I really want the Government to say yes to this proposal. People need to know that it is going to happen. Business needs to be able to plan for it. Our country needs to feel long-term levelling up in action, and one of the best ways we can do that is to give people certainty that this is coming down the track and that their pensions will be there for them, providing for them.
I am grateful to Onward for its help in the past few months, working with me on the report it has published today on some of the specifics that the Bill will provide. The key is the extra £2.77 trillion that would be invested in our pensions for the lower-paid and younger workers who the Bill seeks to address. That money would be saved by people in part-time work or aged 18 to 22 who do not qualify for auto-enrolment.
I will give the House a couple of statistics to highlight why that is so important. At the moment, three quarters of those aged 22-plus are auto-enrolled into pension schemes, but under the age of 22 it is only 20%—and that is 20% of people in work, not students.
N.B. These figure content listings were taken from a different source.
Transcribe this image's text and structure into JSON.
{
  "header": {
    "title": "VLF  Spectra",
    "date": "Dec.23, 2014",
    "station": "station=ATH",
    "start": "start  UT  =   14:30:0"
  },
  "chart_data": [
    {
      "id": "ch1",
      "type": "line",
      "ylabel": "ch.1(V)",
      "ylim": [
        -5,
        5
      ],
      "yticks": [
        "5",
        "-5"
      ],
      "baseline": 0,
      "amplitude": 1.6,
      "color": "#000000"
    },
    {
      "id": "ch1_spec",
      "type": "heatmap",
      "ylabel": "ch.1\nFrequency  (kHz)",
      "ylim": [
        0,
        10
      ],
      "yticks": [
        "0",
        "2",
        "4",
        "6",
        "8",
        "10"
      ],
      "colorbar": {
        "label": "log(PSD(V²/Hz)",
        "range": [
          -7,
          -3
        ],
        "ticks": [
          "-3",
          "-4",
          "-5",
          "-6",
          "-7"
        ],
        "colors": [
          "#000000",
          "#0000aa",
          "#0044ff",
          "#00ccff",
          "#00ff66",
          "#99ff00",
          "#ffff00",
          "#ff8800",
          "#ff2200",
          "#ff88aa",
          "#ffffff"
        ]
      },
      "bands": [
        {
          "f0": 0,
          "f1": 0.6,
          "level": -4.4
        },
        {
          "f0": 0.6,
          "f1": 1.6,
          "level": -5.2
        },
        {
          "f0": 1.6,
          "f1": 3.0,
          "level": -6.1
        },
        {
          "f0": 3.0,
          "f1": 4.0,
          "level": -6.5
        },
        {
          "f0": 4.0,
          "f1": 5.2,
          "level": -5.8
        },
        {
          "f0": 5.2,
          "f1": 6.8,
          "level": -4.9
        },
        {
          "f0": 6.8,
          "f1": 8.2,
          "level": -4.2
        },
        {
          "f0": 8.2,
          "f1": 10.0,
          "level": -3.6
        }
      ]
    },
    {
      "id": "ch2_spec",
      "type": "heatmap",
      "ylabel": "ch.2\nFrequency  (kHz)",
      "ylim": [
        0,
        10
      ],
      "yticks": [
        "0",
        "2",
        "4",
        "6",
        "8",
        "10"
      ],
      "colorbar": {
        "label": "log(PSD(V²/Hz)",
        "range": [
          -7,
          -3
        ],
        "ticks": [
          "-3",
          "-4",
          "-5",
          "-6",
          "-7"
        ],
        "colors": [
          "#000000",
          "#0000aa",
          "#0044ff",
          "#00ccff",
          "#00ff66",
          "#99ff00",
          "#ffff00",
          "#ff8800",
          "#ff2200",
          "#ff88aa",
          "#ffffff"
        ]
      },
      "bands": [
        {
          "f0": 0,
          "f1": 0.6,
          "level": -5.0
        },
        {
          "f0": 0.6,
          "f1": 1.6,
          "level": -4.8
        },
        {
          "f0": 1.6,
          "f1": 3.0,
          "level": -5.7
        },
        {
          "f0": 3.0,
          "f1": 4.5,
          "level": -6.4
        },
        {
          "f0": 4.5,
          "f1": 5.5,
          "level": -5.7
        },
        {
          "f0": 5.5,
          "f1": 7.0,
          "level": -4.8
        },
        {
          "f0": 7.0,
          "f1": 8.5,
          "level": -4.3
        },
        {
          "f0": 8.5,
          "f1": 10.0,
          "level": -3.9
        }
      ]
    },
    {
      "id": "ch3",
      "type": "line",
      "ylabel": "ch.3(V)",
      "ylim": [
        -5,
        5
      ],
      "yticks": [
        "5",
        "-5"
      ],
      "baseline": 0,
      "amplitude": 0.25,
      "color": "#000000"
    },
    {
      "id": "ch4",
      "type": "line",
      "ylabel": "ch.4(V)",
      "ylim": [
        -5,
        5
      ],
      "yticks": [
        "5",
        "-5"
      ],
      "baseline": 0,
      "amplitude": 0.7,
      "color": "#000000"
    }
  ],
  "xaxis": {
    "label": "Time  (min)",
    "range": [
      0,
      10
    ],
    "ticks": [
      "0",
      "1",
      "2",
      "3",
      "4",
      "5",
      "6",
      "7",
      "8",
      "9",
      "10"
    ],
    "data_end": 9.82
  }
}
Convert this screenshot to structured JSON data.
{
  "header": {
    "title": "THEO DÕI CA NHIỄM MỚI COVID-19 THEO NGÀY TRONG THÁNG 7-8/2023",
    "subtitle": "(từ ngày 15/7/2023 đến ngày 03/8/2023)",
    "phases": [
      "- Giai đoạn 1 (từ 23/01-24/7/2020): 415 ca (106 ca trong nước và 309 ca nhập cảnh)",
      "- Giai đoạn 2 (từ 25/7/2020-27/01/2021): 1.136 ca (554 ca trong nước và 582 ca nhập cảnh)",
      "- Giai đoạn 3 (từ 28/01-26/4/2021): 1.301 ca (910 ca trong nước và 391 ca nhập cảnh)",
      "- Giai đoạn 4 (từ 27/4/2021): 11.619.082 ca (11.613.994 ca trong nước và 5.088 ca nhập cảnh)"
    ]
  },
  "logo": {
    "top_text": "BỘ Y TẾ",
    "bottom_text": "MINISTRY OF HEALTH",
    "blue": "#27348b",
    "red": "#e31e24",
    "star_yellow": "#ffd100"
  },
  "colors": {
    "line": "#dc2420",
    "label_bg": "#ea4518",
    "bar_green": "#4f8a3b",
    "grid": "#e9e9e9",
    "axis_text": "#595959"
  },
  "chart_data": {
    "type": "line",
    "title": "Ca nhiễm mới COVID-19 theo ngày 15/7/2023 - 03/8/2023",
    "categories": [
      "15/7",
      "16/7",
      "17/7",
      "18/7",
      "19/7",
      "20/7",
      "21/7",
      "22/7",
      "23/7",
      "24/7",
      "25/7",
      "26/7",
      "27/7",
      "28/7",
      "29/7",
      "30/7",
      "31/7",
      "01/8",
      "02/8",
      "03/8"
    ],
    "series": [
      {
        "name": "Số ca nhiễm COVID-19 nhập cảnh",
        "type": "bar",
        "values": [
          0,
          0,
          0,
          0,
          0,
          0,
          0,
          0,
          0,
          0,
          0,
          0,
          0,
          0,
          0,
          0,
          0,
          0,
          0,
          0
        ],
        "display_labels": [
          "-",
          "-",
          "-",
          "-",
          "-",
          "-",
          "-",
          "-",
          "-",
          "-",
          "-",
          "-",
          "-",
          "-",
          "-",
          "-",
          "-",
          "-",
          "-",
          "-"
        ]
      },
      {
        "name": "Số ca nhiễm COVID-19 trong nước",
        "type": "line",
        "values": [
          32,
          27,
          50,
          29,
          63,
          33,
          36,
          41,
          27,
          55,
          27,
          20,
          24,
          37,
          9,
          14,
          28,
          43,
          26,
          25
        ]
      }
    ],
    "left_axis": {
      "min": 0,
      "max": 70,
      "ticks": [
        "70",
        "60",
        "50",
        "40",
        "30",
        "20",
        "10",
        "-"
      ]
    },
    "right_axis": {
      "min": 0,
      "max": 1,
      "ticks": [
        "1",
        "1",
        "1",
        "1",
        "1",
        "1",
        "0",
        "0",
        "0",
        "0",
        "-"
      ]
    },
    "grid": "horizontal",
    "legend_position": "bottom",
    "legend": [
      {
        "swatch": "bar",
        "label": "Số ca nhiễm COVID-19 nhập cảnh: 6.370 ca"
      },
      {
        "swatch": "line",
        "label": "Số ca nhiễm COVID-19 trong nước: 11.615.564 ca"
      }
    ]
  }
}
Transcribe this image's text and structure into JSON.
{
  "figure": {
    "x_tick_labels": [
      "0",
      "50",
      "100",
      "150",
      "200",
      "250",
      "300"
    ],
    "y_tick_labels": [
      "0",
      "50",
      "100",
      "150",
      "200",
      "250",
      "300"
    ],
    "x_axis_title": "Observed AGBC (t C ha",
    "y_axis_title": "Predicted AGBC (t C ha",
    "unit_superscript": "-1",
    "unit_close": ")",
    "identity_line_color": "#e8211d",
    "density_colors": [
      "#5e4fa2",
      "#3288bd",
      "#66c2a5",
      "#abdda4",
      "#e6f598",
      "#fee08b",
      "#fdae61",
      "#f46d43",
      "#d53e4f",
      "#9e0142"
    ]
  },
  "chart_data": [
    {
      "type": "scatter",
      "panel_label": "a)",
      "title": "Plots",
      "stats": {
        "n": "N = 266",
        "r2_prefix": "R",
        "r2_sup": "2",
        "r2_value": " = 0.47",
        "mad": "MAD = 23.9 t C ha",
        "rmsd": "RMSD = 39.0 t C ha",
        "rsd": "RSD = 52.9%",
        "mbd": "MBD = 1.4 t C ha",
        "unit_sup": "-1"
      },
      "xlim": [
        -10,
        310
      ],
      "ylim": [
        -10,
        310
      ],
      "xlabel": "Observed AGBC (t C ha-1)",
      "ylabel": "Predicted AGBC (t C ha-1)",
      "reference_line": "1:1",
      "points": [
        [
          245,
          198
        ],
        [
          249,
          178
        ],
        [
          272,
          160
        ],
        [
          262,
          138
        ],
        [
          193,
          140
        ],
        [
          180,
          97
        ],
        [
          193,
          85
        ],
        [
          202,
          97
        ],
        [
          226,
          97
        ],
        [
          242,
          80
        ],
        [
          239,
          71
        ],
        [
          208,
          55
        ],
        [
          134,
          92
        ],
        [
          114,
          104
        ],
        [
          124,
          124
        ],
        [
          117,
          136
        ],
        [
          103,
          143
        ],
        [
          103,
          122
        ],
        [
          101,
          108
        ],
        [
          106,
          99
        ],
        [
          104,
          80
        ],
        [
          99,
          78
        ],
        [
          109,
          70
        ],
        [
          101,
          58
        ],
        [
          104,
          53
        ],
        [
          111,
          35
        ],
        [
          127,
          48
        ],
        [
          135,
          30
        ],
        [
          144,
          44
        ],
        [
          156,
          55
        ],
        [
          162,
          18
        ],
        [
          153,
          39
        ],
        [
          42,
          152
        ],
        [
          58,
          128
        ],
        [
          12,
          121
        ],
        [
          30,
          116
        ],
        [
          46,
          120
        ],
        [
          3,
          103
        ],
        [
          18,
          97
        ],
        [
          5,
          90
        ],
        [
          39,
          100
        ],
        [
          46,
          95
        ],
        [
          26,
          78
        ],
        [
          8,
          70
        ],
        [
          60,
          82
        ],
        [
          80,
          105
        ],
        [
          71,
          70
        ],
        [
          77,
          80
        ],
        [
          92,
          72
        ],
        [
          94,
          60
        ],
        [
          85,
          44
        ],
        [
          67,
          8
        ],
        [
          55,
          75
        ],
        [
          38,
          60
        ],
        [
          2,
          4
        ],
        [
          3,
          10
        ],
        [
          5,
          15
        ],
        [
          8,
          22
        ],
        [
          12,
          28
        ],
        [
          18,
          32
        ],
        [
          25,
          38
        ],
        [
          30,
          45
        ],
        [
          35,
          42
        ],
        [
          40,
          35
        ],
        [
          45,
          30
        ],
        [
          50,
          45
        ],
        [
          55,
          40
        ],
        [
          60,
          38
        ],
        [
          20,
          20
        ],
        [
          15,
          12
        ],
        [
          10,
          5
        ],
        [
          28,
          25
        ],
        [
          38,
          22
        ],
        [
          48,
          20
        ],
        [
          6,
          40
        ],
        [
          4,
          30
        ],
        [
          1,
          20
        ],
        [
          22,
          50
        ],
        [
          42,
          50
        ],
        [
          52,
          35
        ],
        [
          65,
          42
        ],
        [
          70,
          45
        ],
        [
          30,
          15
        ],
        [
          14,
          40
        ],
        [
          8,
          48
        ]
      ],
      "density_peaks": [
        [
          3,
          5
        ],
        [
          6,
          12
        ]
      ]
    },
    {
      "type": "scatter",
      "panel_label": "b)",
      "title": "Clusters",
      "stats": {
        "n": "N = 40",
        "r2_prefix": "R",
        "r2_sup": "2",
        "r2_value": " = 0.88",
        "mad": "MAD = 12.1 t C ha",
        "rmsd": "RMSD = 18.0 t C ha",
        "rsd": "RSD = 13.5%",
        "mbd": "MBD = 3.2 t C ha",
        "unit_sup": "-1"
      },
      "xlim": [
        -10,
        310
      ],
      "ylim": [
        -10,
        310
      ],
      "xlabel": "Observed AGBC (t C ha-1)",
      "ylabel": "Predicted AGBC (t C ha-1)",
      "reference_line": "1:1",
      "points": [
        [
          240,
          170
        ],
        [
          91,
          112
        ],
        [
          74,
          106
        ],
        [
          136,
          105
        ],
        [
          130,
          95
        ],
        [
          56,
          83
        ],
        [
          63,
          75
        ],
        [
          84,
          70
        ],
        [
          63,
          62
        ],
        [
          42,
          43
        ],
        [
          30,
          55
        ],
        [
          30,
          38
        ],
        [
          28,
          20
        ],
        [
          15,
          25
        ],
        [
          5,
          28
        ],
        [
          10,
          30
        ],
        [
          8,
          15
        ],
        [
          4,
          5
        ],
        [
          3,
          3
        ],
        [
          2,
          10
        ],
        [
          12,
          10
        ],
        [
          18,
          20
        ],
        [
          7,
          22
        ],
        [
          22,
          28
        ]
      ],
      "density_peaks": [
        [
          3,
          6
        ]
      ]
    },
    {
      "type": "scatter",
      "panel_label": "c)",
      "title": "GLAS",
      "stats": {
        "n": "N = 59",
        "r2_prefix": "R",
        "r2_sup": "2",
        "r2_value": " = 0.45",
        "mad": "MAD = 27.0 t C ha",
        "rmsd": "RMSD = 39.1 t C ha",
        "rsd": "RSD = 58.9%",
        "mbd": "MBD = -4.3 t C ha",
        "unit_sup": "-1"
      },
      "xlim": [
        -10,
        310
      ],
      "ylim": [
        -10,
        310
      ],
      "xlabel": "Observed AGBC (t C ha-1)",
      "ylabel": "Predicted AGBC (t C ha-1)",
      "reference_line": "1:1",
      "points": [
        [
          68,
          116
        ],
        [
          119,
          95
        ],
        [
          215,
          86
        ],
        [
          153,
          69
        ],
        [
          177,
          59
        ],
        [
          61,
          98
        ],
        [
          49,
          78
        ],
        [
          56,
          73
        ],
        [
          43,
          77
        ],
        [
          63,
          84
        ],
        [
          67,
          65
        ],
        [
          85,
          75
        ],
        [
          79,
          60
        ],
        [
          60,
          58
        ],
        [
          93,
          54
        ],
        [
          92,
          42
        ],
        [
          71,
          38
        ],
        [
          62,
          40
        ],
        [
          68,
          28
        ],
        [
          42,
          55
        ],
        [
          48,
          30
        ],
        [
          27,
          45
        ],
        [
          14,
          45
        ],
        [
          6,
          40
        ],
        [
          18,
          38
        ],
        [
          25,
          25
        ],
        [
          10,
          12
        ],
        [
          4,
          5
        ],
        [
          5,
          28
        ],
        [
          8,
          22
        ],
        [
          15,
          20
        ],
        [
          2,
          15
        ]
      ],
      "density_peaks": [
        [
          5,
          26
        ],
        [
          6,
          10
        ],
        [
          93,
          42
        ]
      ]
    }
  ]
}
That is a big difference, and the difference that auto-enrolment has made since 2012. For part-time workers, while some will earn more than the £10,000 threshold, auto-enrolment is 57.8% compared with almost 90% of workers in full-time jobs. If we assume a similar take-up, the Bill could see an extra 30% of the part-time workforce auto-enrolled: millions of people, mostly women, and much more likely to be from ethnic minority communities, to be socially disadvantaged or to have other burdens on their time, maybe as carers. Those are the people the Bill seeks to address and make a difference for.